Nada disto seria especialmente estranho e irónico, caso o ministro das Finanças português não integrasse um Governo liderado por um primeiro-ministro que celebrou a ascensão de Tsipras ao poder como um sinal de mudança na Europa, uma espécie de reedição dos amanhãs que cantam. E que, tal como o líder do Syriza, prometeu fazer frente aos adeptos da austeridade em Bruxelas, ou onde pudessem ser encontrados, antes de também guardar a irreverência no saco e mudar de rumo, durante o primeiro semestre de 2016, quando foi forçado a tomar medidas para evitar o risco de incumprimento das metas orçamentais e poder acomodar as exigências dos parceiros do euro.

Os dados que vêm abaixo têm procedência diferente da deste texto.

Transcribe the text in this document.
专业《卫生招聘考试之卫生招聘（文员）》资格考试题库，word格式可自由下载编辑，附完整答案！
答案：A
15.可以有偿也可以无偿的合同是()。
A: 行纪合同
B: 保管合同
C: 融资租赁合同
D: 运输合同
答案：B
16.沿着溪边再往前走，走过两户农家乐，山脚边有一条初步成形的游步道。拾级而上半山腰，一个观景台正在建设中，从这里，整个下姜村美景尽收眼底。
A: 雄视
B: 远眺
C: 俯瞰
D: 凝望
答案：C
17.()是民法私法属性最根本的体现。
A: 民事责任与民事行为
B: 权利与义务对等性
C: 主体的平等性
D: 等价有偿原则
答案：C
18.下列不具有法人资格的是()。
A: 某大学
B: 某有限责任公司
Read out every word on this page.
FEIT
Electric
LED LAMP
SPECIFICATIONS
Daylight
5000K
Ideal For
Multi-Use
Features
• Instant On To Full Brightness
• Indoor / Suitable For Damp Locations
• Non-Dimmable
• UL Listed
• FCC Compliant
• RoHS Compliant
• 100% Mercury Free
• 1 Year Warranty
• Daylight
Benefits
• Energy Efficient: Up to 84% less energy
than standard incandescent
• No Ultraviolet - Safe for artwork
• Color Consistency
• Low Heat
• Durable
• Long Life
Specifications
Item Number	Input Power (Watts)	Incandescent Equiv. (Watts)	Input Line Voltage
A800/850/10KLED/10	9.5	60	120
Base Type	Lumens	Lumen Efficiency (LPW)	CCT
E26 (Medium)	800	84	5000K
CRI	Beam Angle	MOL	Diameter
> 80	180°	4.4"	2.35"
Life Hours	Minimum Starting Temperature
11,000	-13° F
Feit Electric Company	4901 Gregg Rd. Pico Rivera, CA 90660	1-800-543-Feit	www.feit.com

Sem surpresa, Mário Centeno vai tropeçando nas contradições inevitáveis que vêm associadas ao facto de ter de usar dois chapéus. Quando coloca o de ministro das Finanças, concede a si próprio a liberdade de fingir que a sua política orçamental não tem vestígios de contenção e austeridade. Enquanto presidente do Eurogrupo, cabe-lhe exigir desempenhos de acordo com as regras da zona euro. Neste caso, com o recurso à gíria com que os líderes europeus trocam recados.

Foi nesta qualidade que Centeno irritou Varoufakis, ao ponto de ter sido acusado pelo antigo ministro das Finanças grego de acrescentar a injúria ao insulto. Tudo isto, em resumo, porque afirmou, talvez sem se aperceber do real alcance das palavras, que se a Grécia tivesse tomado mais cedo as medidas que lhe foram pedidas, os resultados teriam, igualmente, surgido mais cedo. Entre estes frutos teriam estado “a conquista da confiança dos investidores e dos parceiros europeus”. Wolfgang Schäuble, tido como a personificação dos horrores da ortodoxia da zona euro, não o teria dito de forma mais clara.

Ficou a saber-se, afinal, que, por detrás da máscara política que adopta para ajudar a garantir a estabilidade emocional dos parceiros da coligação que sustenta o Governo do PS, Centeno, na versão de presidente do Eurogrupo, reconhece que os seus antecessores fizeram aquilo que, do seu ponto de vista, era correcto e necessário. Enquanto a Grécia desperdiçou tempo e dinheiro, Portugal aplicou as medidas duras que lhe foram colocadas em cima da mesa e conseguiu regressar aos mercados ainda antes de o programa de ajustamento que lhe cabia cumprir ter expirado. O caminho seguido por Pedro Passos Coelho, Vítor Gaspar e Maria Luis Albuquerque acaba de ganhar um apoiante inesperado.

Qual é a normalidade genuína de Mário Centeno? Se for a de ministro das Finanças, pode concluir-se que a sua situação não é muito diferente daquela em que Robert Laing se encontrou depois de todas as peripécias que ocorreram no interior do arranha-céus que prometia felicidade e autosuficiência. Mas há uma diferença. Laing não estranha estar a almoçar um cão, enquanto Centeno prefere engolir sapos. Provavelmente, sem dar por isso.